AbstractThis study examined the active role of sea surface temperature (SST) changes over the Kuroshio in the development of distant tropical cyclones (TCs) approaching Japan in October, using a cloud‐resolving model. We designed a real SST experiment and SST sensitivity runs by adding and subtracting SST anomalies equivalent to a spread of year‐to‐year October‐mean Kuroshio's SST changes. Under a synoptic environment that low‐level northeasterlies prevailed over the Kuroshio, systematic differences in TC intensity between the real and modified SST runs were simulated despite the developing TCs being far away from the modified SST areas. In the warm (cool) SST runs, active (inactive) moisture import from the Kuroshio increased (decreased) the equivalent potential temperature within the planetary boundary layer (PBL) in the inner core, thereby enhancing (weakening) the latent eyewall heating and the associated secondary circulation. The differences in the secondary circulation led to those in the inward advection of absolute angular momentum in the PBL, affecting a vortex spin‐up in the inner core.
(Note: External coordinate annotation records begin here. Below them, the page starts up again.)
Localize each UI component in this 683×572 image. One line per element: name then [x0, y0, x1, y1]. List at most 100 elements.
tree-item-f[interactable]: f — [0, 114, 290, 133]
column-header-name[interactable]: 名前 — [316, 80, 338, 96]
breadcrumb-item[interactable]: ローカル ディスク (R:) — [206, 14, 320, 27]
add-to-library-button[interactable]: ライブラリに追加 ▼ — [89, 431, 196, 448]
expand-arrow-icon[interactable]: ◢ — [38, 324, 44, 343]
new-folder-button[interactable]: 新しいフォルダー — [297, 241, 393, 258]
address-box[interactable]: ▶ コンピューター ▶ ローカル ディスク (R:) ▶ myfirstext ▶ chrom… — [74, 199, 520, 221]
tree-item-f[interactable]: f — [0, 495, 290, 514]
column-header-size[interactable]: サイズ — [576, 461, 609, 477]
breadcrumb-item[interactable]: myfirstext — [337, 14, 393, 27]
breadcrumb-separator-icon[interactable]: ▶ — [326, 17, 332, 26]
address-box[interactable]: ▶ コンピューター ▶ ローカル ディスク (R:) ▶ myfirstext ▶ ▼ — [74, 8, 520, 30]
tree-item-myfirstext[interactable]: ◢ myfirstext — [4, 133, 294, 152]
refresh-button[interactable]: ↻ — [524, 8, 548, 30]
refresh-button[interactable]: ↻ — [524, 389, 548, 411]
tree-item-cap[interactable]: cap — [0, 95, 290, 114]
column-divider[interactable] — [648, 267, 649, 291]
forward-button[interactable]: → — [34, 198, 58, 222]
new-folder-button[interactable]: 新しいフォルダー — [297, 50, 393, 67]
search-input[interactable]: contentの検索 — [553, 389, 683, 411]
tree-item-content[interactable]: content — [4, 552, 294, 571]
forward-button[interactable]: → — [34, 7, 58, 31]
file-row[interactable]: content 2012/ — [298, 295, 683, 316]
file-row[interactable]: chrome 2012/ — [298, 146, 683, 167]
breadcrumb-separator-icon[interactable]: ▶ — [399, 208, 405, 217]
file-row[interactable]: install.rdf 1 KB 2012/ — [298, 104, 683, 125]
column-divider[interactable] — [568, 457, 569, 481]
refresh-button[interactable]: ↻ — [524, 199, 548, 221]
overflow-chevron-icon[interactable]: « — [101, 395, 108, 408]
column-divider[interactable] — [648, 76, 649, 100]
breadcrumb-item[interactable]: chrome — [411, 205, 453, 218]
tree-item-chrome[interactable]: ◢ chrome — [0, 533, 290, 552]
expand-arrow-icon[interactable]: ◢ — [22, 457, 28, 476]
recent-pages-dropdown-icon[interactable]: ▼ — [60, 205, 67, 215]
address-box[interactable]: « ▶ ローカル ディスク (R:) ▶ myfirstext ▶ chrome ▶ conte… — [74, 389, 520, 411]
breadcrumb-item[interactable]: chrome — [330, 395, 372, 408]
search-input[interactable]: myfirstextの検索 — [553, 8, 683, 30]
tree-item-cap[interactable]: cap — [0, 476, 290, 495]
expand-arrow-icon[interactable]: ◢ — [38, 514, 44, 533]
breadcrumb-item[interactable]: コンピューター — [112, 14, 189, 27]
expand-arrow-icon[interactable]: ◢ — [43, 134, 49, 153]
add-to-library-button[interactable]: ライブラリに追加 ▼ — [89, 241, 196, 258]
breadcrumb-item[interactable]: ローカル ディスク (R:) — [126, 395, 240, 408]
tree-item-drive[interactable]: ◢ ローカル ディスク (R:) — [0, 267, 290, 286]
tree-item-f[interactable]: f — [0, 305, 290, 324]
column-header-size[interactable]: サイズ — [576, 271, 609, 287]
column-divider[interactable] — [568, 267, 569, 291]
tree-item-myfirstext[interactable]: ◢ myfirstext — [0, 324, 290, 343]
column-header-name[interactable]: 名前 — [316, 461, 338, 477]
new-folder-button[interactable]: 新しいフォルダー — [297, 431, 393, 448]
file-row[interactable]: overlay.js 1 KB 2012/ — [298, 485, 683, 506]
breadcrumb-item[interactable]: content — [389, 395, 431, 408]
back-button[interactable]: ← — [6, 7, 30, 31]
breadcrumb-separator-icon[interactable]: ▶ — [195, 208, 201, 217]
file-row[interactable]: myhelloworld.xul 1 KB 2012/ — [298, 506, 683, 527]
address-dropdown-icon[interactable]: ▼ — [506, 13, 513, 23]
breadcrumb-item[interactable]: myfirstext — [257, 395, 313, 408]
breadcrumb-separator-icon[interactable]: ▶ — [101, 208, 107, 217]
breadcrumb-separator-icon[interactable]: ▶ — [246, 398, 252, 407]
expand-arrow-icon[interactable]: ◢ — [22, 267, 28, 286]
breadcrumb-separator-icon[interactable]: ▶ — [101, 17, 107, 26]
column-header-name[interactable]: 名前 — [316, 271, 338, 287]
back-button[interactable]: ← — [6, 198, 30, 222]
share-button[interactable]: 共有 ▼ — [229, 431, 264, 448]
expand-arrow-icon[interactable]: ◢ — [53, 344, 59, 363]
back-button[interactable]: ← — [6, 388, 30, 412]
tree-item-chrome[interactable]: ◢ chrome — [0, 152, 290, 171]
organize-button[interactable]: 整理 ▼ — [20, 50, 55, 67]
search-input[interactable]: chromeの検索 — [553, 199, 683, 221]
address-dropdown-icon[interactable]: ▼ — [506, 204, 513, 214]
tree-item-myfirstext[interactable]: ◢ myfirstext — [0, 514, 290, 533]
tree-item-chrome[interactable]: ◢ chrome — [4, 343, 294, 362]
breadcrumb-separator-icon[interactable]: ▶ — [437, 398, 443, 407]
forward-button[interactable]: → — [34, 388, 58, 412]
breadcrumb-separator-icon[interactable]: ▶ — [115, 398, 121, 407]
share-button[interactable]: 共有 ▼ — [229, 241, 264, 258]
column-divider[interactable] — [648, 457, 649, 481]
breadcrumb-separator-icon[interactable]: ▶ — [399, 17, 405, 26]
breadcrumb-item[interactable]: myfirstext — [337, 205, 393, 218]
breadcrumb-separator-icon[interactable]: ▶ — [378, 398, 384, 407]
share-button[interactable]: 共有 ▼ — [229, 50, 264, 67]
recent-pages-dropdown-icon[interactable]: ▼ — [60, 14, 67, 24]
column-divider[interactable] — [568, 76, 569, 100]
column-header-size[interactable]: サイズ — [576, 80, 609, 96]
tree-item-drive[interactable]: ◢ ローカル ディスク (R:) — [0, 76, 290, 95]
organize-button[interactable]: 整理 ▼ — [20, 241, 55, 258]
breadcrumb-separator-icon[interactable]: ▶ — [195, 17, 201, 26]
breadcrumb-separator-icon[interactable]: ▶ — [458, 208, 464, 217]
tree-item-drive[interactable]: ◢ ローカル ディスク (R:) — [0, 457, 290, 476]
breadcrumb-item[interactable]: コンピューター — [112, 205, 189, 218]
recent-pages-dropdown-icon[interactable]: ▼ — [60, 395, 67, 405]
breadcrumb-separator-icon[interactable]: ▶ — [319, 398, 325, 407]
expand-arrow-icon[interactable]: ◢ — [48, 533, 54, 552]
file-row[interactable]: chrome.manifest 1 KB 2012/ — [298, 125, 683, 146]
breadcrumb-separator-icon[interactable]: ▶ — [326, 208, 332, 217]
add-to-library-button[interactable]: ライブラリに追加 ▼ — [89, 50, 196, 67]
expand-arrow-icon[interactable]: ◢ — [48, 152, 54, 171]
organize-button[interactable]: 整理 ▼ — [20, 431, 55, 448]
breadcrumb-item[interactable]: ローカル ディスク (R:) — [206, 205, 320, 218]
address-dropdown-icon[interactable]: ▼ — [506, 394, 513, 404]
We also found that the surface heat and moisture supply from the Kuroshio facilitated the warming and moistening processes of midlatitude air parcels traveling over the underlying current, causing further reinforcement of the moisture import into the distant TC. These thermodynamic processes were more and less apparent in the warm and cool SST runs, respectively. Since the synoptic environment in this study often arises in boreal fall, the Kuroshio's SST warming in recent decades may influence the intensities of TCs approaching Japan in fall.